Inhibition of phosphodiesterase 4 attenuates myocardial ischemia/reperfusion injury by inhibiting cardiomyocytes apoptosis

The effects of selective inhibitors of phosphodiesterase type 4 (PDE4), rolipram on gastric and brain ischemia/reperfusion injuries were investigated. However, the effects of rolipram on myocardial ischemic/reperfusion (I/R) are not fully understood.
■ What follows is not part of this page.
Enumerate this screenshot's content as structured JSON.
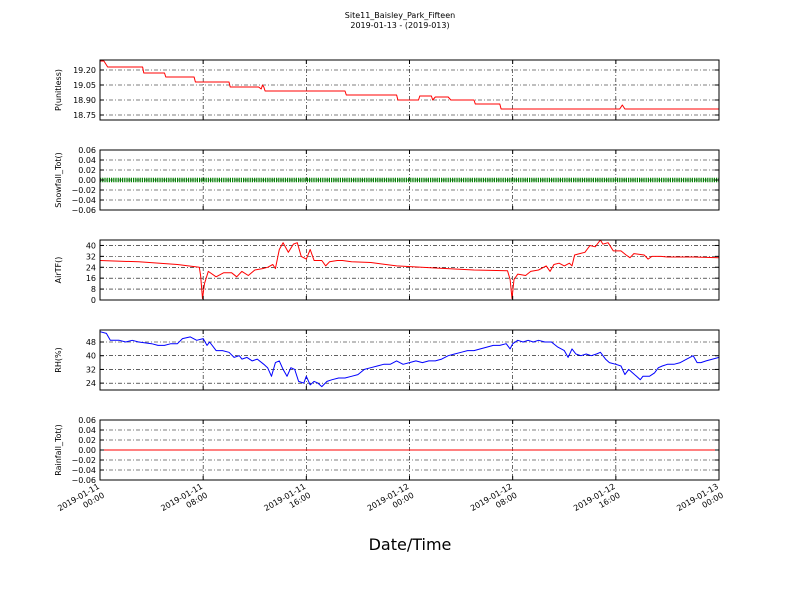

Here, it was investigated whether rolipram has protective effects on in vitro and in vivo myocardial I/R. Treatment with rolipram on H9c2 cells significantly inhibited cell death during I/R in a concentration-dependent manner. Rolipram also exerted a profound protective effect on apoptosis by decreasing the apoptosis-induced protein Bax and increasing the inhibitory protein Bcl-2 during I/R. Furthermore, rolipram suppressed the caspase-3 activity in cardiomyocytes exposed to I/R. To further investigate the role of rolipram on in vivo myocardial I/R, in vivo myocardial I/R model was established by ligating left anterior descending artery (LAD) for 1 h followed by 1 h of reperfusion. Compared to ischemic control group, administration of rolipram reduced infarct size and lactate dehydrogenase (LDH) level against myocardial I/R injury model. These findings indicate that rolipram has protective effect against I/R injury in cardiomyocytes. This beneficial effect is partly dependent on decreased Bax, caspase-3 as well as increased Bcl-2.